An Act of Silence / Un acto de silencio

Filed under: 2015

John L. Yates es un pescador que fue sorprendido arrojando al mar unos pescados de tamaño inferior al legal durante una inspección. En lugar de una sanción administrativa, fue condenado a prisión por el delito de eliminación de datos en una investigación federal: un delito que tras el caso ENRON de fraude financiero -durante el que se eliminaron toneladas de papel y documentos informáticos inculpatorios- pasó a ser severamente castigado.

“Un acto de silencio” representa el juicio posterior en el que la defensa del pescador, una vez cumplida su condena, acusó a la administración norteamericana de emplear incorrectamente la ley al entender el lanzamiento de peces al mar en los mismos términos que un borrado de datos informáticos. Su argumentación convenció al Tribunal Supremo de Estados Unidos, que reconoció el error.

A fish is no doubt an object that is tangible; fish can be seen, caught, and handled, and a catch, as this case illustrates, is vulnerable to destruction. But it would cut §1519 loose from its financial-fraud mooring to hold that it encompasses any and all objects, whatever their size or significance, destroyed with obstructive intent. Mindful that in Sarbanes-Oxley, Congress trained its attention on corporate and accounting deception and cover-ups, we conclude that a matching construction of §1519 is in order: A tangible object captured by §1519, we hold, must be one used to record or preserve information.

En “Un acto de silencio” finalmente, además de la documentación del caso, tres disquetes reproducen la discusión de las partes durante este último juicio. Cada vez que una de ellas guardaba silencio en la argumentación, uno de los discos en la pieza se pone a girar. La reproducción de los silencios hace sonar al medio: el ambiente financiero y digital que engulle y reemplaza el mundo por su codificación espectral.

John L. Yates, a fisherman from Florida, was caught while throwing undersized fish overboard during an inspection. Instead of being sanctioned, he was convicted to prison, as he was declared guilty for a charge of destruction of documents that impeded a federal investigation: an offense that became severely punished after the ENRON case of financial fraud, where tonnes of paper and digital documents were destroyed.

“An act of silence” represents and documents a subsequent trial, three years after his release from prison, where the defense of the fisherman accused the United States administration of misunderstanding the law, as the throwing of fish was understood in the same terms as a computer data deletion.

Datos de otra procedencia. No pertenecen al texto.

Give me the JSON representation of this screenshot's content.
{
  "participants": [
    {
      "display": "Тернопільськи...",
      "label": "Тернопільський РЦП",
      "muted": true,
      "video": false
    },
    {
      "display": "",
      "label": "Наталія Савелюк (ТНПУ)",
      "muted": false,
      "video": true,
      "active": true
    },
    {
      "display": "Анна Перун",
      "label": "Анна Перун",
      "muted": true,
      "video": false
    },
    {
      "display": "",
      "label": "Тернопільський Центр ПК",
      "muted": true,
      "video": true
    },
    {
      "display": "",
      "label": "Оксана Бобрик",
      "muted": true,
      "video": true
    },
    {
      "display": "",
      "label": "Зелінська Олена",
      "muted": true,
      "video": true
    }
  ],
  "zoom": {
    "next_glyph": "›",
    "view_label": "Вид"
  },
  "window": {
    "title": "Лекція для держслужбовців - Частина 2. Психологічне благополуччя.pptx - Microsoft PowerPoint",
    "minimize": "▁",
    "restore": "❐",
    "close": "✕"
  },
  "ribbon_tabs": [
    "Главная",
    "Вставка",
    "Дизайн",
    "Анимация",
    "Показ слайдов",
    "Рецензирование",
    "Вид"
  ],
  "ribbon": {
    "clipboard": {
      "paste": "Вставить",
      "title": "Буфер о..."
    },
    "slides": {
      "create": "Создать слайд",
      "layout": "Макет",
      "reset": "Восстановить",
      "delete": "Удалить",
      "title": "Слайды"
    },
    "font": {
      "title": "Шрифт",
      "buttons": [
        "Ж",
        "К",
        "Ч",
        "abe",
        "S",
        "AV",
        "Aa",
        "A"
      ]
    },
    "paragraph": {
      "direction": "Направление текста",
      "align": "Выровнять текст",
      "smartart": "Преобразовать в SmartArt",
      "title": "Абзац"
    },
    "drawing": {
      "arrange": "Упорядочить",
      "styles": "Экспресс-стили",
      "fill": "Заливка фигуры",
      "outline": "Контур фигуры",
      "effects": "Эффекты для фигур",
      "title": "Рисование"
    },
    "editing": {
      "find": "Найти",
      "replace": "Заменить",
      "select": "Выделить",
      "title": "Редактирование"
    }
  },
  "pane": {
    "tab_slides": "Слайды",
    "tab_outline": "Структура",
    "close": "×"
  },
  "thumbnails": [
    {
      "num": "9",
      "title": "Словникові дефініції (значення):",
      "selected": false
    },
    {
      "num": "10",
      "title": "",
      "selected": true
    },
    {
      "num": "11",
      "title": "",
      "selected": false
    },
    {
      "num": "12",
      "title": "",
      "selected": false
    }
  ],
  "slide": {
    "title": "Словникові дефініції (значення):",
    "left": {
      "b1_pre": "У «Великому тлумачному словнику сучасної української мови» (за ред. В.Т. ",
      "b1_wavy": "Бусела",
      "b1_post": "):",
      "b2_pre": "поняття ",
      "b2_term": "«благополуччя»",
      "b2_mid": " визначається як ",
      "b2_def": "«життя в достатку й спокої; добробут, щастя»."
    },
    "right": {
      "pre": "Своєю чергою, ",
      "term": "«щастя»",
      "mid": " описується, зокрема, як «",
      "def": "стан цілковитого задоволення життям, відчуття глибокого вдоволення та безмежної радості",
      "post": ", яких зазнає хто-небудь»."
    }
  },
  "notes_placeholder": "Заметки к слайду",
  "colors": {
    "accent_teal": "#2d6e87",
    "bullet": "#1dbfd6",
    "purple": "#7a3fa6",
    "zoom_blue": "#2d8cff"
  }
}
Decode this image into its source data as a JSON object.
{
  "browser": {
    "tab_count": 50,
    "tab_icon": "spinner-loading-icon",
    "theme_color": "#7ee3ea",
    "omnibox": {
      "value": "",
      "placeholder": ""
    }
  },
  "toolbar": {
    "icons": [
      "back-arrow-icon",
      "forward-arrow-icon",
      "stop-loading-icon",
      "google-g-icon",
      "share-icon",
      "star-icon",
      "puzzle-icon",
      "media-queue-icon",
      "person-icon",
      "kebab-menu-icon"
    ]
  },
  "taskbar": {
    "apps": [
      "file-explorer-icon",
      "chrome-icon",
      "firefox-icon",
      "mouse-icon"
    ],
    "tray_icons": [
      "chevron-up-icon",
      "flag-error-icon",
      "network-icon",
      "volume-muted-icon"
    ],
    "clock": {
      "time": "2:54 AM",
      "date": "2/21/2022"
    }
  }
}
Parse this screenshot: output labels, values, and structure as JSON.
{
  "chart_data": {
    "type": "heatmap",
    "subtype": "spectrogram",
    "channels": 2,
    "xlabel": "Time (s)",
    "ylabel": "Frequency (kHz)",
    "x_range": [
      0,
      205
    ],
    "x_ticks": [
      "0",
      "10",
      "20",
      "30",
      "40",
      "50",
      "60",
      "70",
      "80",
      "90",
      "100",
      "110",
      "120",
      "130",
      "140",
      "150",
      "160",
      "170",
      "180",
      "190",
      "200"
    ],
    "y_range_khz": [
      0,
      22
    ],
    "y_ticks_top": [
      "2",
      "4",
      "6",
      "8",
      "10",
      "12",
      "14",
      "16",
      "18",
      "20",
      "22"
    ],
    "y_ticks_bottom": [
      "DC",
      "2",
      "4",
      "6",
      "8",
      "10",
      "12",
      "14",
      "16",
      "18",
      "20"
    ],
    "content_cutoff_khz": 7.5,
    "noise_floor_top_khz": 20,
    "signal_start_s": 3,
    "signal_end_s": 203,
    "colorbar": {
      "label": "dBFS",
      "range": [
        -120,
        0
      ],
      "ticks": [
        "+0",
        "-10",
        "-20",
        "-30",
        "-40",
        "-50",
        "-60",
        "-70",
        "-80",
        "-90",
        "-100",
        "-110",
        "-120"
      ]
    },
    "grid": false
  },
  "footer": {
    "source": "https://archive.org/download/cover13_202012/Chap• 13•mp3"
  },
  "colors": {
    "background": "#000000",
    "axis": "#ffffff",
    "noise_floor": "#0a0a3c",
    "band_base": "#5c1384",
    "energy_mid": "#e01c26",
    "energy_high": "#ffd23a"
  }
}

Their argumentation convinced the Supreme Court, who recognized the error.

A fish is no doubt an object that is tangible; fish can be seen, caught, and handled, and a catch, as this case illustrates, is vulnerable to destruction. But it would cut §1519 loose from its financial-fraud mooring to hold that it encompasses any and all objects, whatever their size or significance, destroyed with obstructive intent. Mindful that in Sarbanes-Oxley, Congress trained its attention on corporate and accounting deception and cover-ups, we conclude that a matching construction of §1519 is in order: A tangible object captured by §1519, we hold, must be one used to record or preserve information.

In “An Act of Silence”, together with the documentation of the case, three floppy disks play this last trial. Whenever a Justice or attorney kept silence during the arguments, one of the floppy disks rotates. This play of silences makes a specific and all-encompassing media sound: the financial and digital media that scans and replaces the world with its spectral codification.